The ninth installment in the latest BBC Legends series is devoted entirely to pianist Sviatoslav Richter. The recordings were made during two recitals in the Royal Festival Hall. The first of these took place on January 27, 1963 and accounted for compositions by Robert Schumann and Frédéric Chopin. The second took place a little less than a week later on February 2. That program was divided between Ludwig van Beethoven and Franz Schubert. The CD presents these two recitals in reverse chronological order, preferring to order the composers chronologically.

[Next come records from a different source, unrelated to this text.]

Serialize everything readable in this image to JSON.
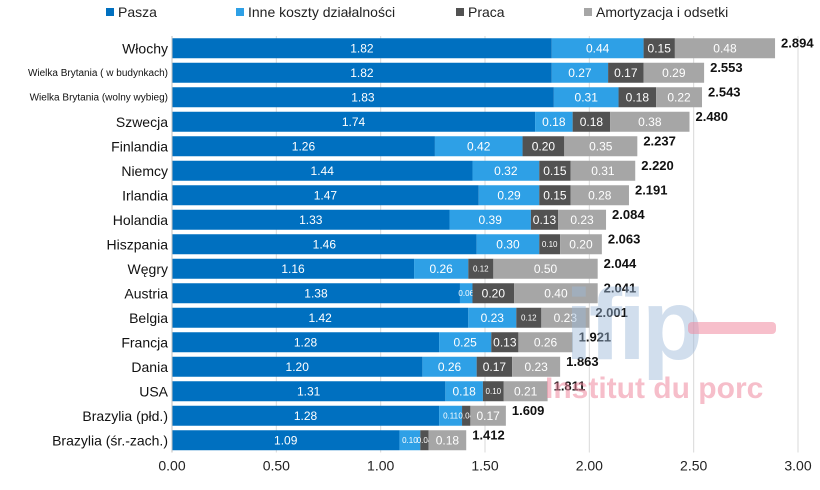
{
  "chart_data": {
    "type": "bar",
    "orientation": "horizontal",
    "stacked": true,
    "title": "",
    "xlabel": "",
    "ylabel": "",
    "xlim": [
      0,
      3.0
    ],
    "x_ticks": [
      "0.00",
      "0.50",
      "1.00",
      "1.50",
      "2.00",
      "2.50",
      "3.00"
    ],
    "x_tick_values": [
      0,
      0.5,
      1.0,
      1.5,
      2.0,
      2.5,
      3.0
    ],
    "grid": "vertical",
    "legend_position": "top",
    "categories": [
      "Włochy",
      "Wielka Brytania ( w budynkach)",
      "Wielka Brytania (wolny wybieg)",
      "Szwecja",
      "Finlandia",
      "Niemcy",
      "Irlandia",
      "Holandia",
      "Hiszpania",
      "Węgry",
      "Austria",
      "Belgia",
      "Francja",
      "Dania",
      "USA",
      "Brazylia (płd.)",
      "Brazylia (śr.-zach.)"
    ],
    "series": [
      {
        "name": "Pasza",
        "color": "#0070c0",
        "values": [
          1.82,
          1.82,
          1.83,
          1.74,
          1.26,
          1.44,
          1.47,
          1.33,
          1.46,
          1.16,
          1.38,
          1.42,
          1.28,
          1.2,
          1.31,
          1.28,
          1.09
        ],
        "labels": [
          "1.82",
          "1.82",
          "1.83",
          "1.74",
          "1.26",
          "1.44",
          "1.47",
          "1.33",
          "1.46",
          "1.16",
          "1.38",
          "1.42",
          "1.28",
          "1.20",
          "1.31",
          "1.28",
          "1.09"
        ]
      },
      {
        "name": "Inne koszty działalności",
        "color": "#2ea0e6",
        "values": [
          0.44,
          0.27,
          0.31,
          0.18,
          0.42,
          0.32,
          0.29,
          0.39,
          0.3,
          0.26,
          0.06,
          0.23,
          0.25,
          0.26,
          0.18,
          0.11,
          0.1
        ],
        "labels": [
          "0.44",
          "0.27",
          "0.31",
          "0.18",
          "0.42",
          "0.32",
          "0.29",
          "0.39",
          "0.30",
          "0.26",
          "0.06",
          "0.23",
          "0.25",
          "0.26",
          "0.18",
          "0.11",
          "0.10"
        ]
      },
      {
        "name": "Praca",
        "color": "#525252",
        "values": [
          0.15,
          0.17,
          0.18,
          0.18,
          0.2,
          0.15,
          0.15,
          0.13,
          0.1,
          0.12,
          0.2,
          0.12,
          0.13,
          0.17,
          0.1,
          0.04,
          0.04
        ],
        "labels": [
          "0.15",
          "0.17",
          "0.18",
          "0.18",
          "0.20",
          "0.15",
          "0.15",
          "0.13",
          "0.10",
          "0.12",
          "0.20",
          "0.12",
          "0.13",
          "0.17",
          "0.10",
          "0.04",
          "0.04"
        ]
      },
      {
        "name": "Amortyzacja i odsetki",
        "color": "#a6a6a6",
        "values": [
          0.48,
          0.29,
          0.22,
          0.38,
          0.35,
          0.31,
          0.28,
          0.23,
          0.2,
          0.5,
          0.4,
          0.23,
          0.26,
          0.23,
          0.21,
          0.17,
          0.18
        ],
        "labels": [
          "0.48",
          "0.29",
          "0.22",
          "0.38",
          "0.35",
          "0.31",
          "0.28",
          "0.23",
          "0.20",
          "0.50",
          "0.40",
          "0.23",
          "0.26",
          "0.23",
          "0.21",
          "0.17",
          "0.18"
        ]
      }
    ],
    "totals": [
      2.894,
      2.553,
      2.543,
      2.48,
      2.237,
      2.22,
      2.191,
      2.084,
      2.063,
      2.044,
      2.041,
      2.001,
      1.921,
      1.863,
      1.811,
      1.609,
      1.412
    ],
    "total_labels": [
      "2.894",
      "2.553",
      "2.543",
      "2.480",
      "2.237",
      "2.220",
      "2.191",
      "2.084",
      "2.063",
      "2.044",
      "2.041",
      "2.001",
      "1.921",
      "1.863",
      "1.811",
      "1.609",
      "1.412"
    ]
  },
  "watermark": {
    "logo": "ifip",
    "text": "Institut du porc"
  }
}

I was struck by the fact that Chopin was represented by one a single short composition, probably as an encore selection. Richter played the fourth of the Opus 10 études in the key of C-sharp minor. This amounts to a “pedagogical” selection. However, the Schumann selections were the Opus 1 set of “Abegg” variations, followed by the Opus 26 tone poem Faschingsschwank aus Wien (carnival scenes from Vienna). Both of these are physically demanding compositions. Perhaps Richter had decided to play with his audience by letting them known that, after jumping through all of Schumann’s hoops, he could still deal with a Chopin étude as if it were a walk in the park!
The Beethoven-Schubert pairing appealed more to my personal tastes. There is a fair amount of playfulness in the two Opus 14 sonatas that he performed. In that spirit one gets the impression that Richter himself was “playing around” with how to differentiate foreground and background. This involved some approaches to emphasis that one might not have expected of other pianists. In other words Richter wanted to throw new lights on these two sonatas to remind his audience that he had his own ways of approaching Beethoven.

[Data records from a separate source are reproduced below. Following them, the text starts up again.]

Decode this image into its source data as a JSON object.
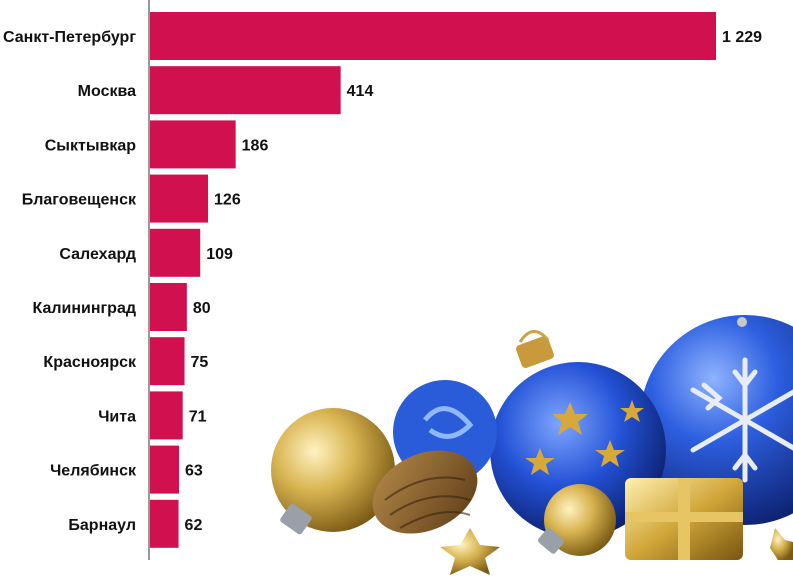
{
  "chart_data": {
    "type": "bar",
    "orientation": "horizontal",
    "categories": [
      "Санкт-Петербург",
      "Москва",
      "Сыктывкар",
      "Благовещенск",
      "Салехард",
      "Калининград",
      "Красноярск",
      "Чита",
      "Челябинск",
      "Барнаул"
    ],
    "values": [
      1229,
      414,
      186,
      126,
      109,
      80,
      75,
      71,
      63,
      62
    ],
    "value_labels": [
      "1 229",
      "414",
      "186",
      "126",
      "109",
      "80",
      "75",
      "71",
      "63",
      "62"
    ],
    "title": "",
    "xlabel": "",
    "ylabel": "",
    "xlim": [
      0,
      1229
    ],
    "grid": false,
    "bar_color": "#d0104f"
  },
  "decoration": {
    "image": "christmas-ornaments",
    "colors": {
      "blue": "#1f4fd1",
      "gold": "#c9a23a",
      "silver": "#b9bcc4"
    }
  }
}
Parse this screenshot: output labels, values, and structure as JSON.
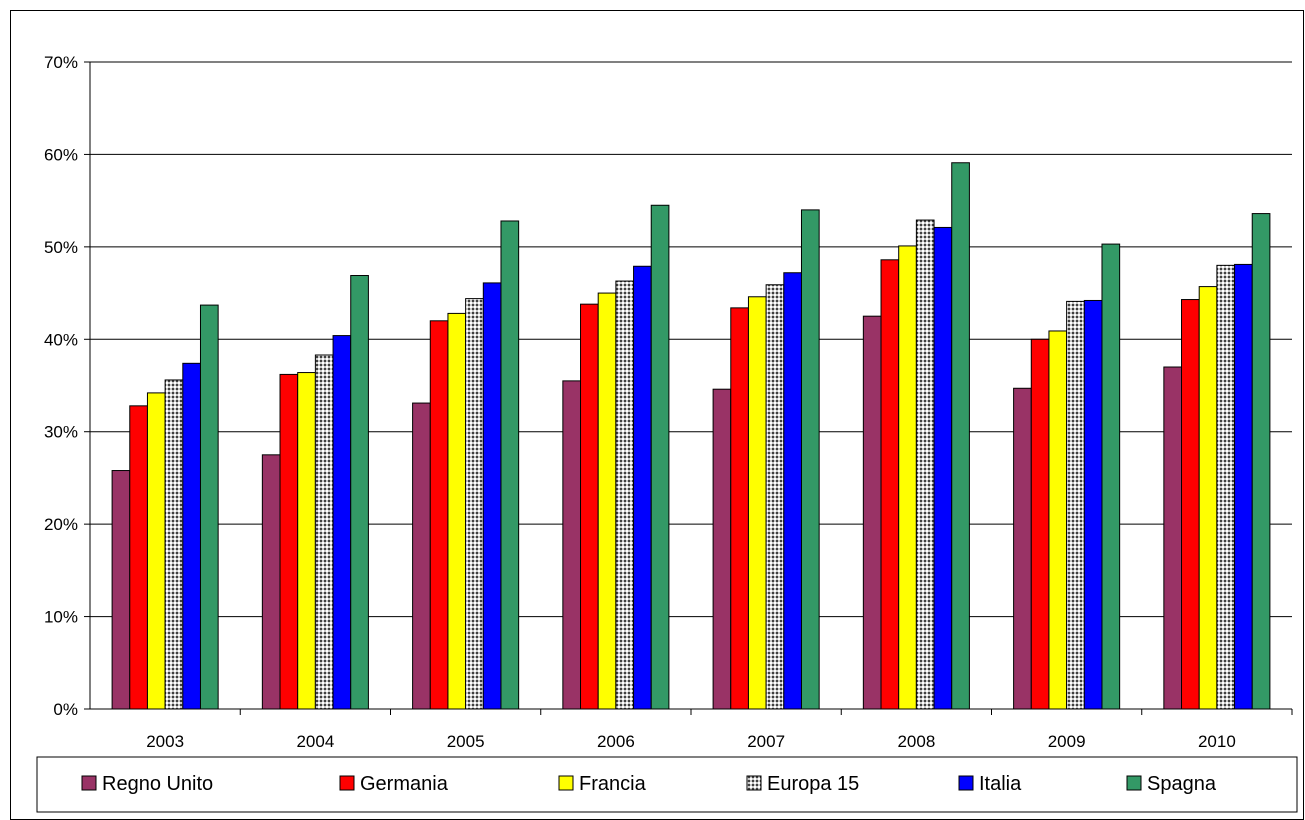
{
  "chart_data": {
    "type": "bar",
    "categories": [
      "2003",
      "2004",
      "2005",
      "2006",
      "2007",
      "2008",
      "2009",
      "2010"
    ],
    "series": [
      {
        "name": "Regno Unito",
        "color": "#993366",
        "pattern": "solid",
        "values": [
          25.8,
          27.5,
          33.1,
          35.5,
          34.6,
          42.5,
          34.7,
          37.0
        ]
      },
      {
        "name": "Germania",
        "color": "#ff0000",
        "pattern": "solid",
        "values": [
          32.8,
          36.2,
          42.0,
          43.8,
          43.4,
          48.6,
          40.0,
          44.3
        ]
      },
      {
        "name": "Francia",
        "color": "#ffff00",
        "pattern": "solid",
        "values": [
          34.2,
          36.4,
          42.8,
          45.0,
          44.6,
          50.1,
          40.9,
          45.7
        ]
      },
      {
        "name": "Europa 15",
        "color": "#808080",
        "pattern": "dots",
        "values": [
          35.6,
          38.3,
          44.4,
          46.3,
          45.9,
          52.9,
          44.1,
          48.0
        ]
      },
      {
        "name": "Italia",
        "color": "#0000ff",
        "pattern": "solid",
        "values": [
          37.4,
          40.4,
          46.1,
          47.9,
          47.2,
          52.1,
          44.2,
          48.1
        ]
      },
      {
        "name": "Spagna",
        "color": "#339966",
        "pattern": "solid",
        "values": [
          43.7,
          46.9,
          52.8,
          54.5,
          54.0,
          59.1,
          50.3,
          53.6
        ]
      }
    ],
    "ylim": [
      0,
      70
    ],
    "yticks": [
      "0%",
      "10%",
      "20%",
      "30%",
      "40%",
      "50%",
      "60%",
      "70%"
    ],
    "grid": true,
    "legend_position": "bottom",
    "title": "",
    "xlabel": "",
    "ylabel": ""
  }
}
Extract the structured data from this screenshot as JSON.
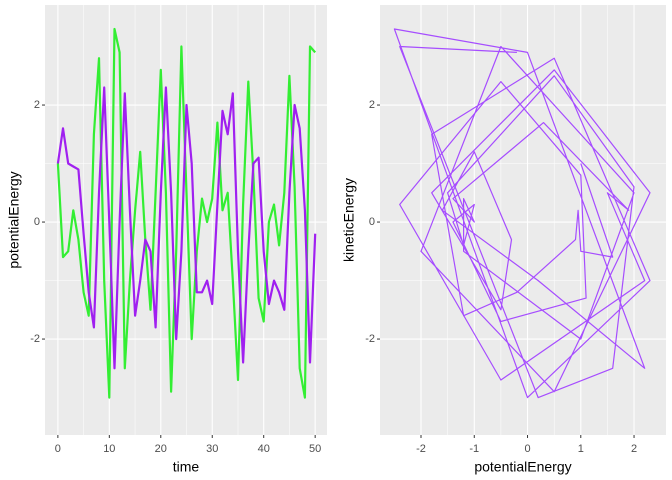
{
  "chart_data": [
    {
      "type": "line",
      "xlabel": "time",
      "ylabel": "potentialEnergy",
      "grid": true,
      "x": [
        0,
        1,
        2,
        3,
        4,
        5,
        6,
        7,
        8,
        9,
        10,
        11,
        12,
        13,
        14,
        15,
        16,
        17,
        18,
        19,
        20,
        21,
        22,
        23,
        24,
        25,
        26,
        27,
        28,
        29,
        30,
        31,
        32,
        33,
        34,
        35,
        36,
        37,
        38,
        39,
        40,
        41,
        42,
        43,
        44,
        45,
        46,
        47,
        48,
        49,
        50
      ],
      "series": [
        {
          "color": "#33ee33",
          "values": [
            1.0,
            -0.6,
            -0.5,
            0.2,
            -0.3,
            -1.2,
            -1.6,
            1.5,
            2.8,
            -1.0,
            -3.0,
            3.3,
            2.9,
            -2.5,
            -1.0,
            0.2,
            1.2,
            -0.3,
            -1.5,
            0.5,
            2.6,
            0.5,
            -2.9,
            -0.5,
            3.0,
            0.5,
            -2.0,
            -0.5,
            0.4,
            0.0,
            0.4,
            1.7,
            0.2,
            0.5,
            -1.0,
            -2.7,
            0.3,
            2.4,
            0.8,
            -1.3,
            -1.7,
            0.0,
            0.3,
            -0.4,
            0.5,
            2.5,
            0.6,
            -2.5,
            -3.0,
            3.0,
            2.9
          ]
        },
        {
          "color": "#a020f0",
          "values": [
            1.0,
            1.6,
            1.0,
            0.95,
            0.9,
            -0.2,
            -1.2,
            -1.8,
            0.5,
            2.3,
            0.0,
            -2.5,
            0.0,
            2.2,
            0.2,
            -1.6,
            -1.0,
            -0.3,
            -0.5,
            -1.8,
            0.5,
            2.3,
            0.5,
            -2.0,
            -0.5,
            2.0,
            1.0,
            -1.2,
            -1.2,
            -1.0,
            -1.4,
            0.3,
            1.9,
            1.5,
            2.2,
            -0.5,
            -2.4,
            -0.5,
            1.0,
            1.1,
            -0.5,
            -1.4,
            -1.0,
            -1.2,
            -1.5,
            0.5,
            2.0,
            1.6,
            0.2,
            -2.4,
            -0.2
          ]
        }
      ],
      "xlim": [
        -2.5,
        52.3
      ],
      "xticks": [
        0,
        10,
        20,
        30,
        40,
        50
      ],
      "ylim": [
        -3.64,
        3.71
      ],
      "yticks": [
        -2,
        0,
        2
      ]
    },
    {
      "type": "path",
      "xlabel": "potentialEnergy",
      "ylabel": "kineticEnergy",
      "grid": true,
      "x": [
        1.0,
        1.6,
        1.0,
        0.95,
        0.9,
        -0.2,
        -1.2,
        -1.8,
        0.5,
        2.3,
        0.0,
        -2.5,
        0.0,
        2.2,
        0.2,
        -1.6,
        -1.0,
        -0.3,
        -0.5,
        -1.8,
        0.5,
        2.3,
        0.5,
        -2.0,
        -0.5,
        2.0,
        1.0,
        -1.2,
        -1.2,
        -1.0,
        -1.4,
        0.3,
        1.9,
        1.5,
        2.2,
        -0.5,
        -2.4,
        -0.5,
        1.0,
        1.1,
        -0.5,
        -1.4,
        -1.0,
        -1.2,
        -1.5,
        0.5,
        2.0,
        1.6,
        0.2,
        -2.4,
        -0.2
      ],
      "series": [
        {
          "color": "#a64dff",
          "values": [
            1.0,
            -0.6,
            -0.5,
            0.2,
            -0.3,
            -1.2,
            -1.6,
            1.5,
            2.8,
            -1.0,
            -3.0,
            3.3,
            2.9,
            -2.5,
            -1.0,
            0.2,
            1.2,
            -0.3,
            -1.5,
            0.5,
            2.6,
            0.5,
            -2.9,
            -0.5,
            3.0,
            0.5,
            -2.0,
            -0.5,
            0.4,
            0.0,
            0.4,
            1.7,
            0.2,
            0.5,
            -1.0,
            -2.7,
            0.3,
            2.4,
            0.8,
            -1.3,
            -1.7,
            0.0,
            0.3,
            -0.4,
            0.5,
            2.5,
            0.6,
            -2.5,
            -3.0,
            3.0,
            2.9
          ]
        }
      ],
      "xlim": [
        -2.77,
        2.6
      ],
      "xticks": [
        -2,
        -1,
        0,
        1,
        2
      ],
      "ylim": [
        -3.64,
        3.71
      ],
      "yticks": [
        -2,
        0,
        2
      ]
    }
  ]
}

He could then launch into Schubert’s D. 760 “Wanderer” fantasy in C major with an initial intensity that was probably his way to declaiming to the audience “Beethoven’s over!” Mind you, there is at least one anecdote that D. 760 was such a wild ride that Schubert himself could not play it. Richter certainly did not intend to downplay Schubert’s intensity. However, he had clearly thought through an overall phrasing strategy to provide a foundation for how he would manage the wide swings of dynamic range. The fact is that Richter had clearly put considerable thought into not only the overall architecture but also the many details, several of which might be overlooked by other pianists.

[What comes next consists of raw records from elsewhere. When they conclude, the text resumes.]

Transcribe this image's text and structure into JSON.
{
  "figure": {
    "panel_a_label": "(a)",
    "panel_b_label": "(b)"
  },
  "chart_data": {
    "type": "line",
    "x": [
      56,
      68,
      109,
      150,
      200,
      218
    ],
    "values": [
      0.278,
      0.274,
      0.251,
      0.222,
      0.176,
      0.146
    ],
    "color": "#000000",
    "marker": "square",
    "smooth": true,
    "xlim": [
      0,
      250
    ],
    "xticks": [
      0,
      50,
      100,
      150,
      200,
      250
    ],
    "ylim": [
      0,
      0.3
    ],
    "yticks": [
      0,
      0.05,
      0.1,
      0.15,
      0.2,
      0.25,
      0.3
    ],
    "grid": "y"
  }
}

By now I have lost count of how many recordings I have of how many pianists playing D. 760, but this particular Richter performance is one that I would gladly revisit.
2015 Ukrainian stamp issued to commemorate Richter’s birth (from Wikimedia Commons, public domain)
Things being what they are as I write this, I feel it is important to note that this “prominent Russian pianist” was actually born in Ukraine; and, as will be seen above, the country commemorated the centennial of his birth with a postage stamp!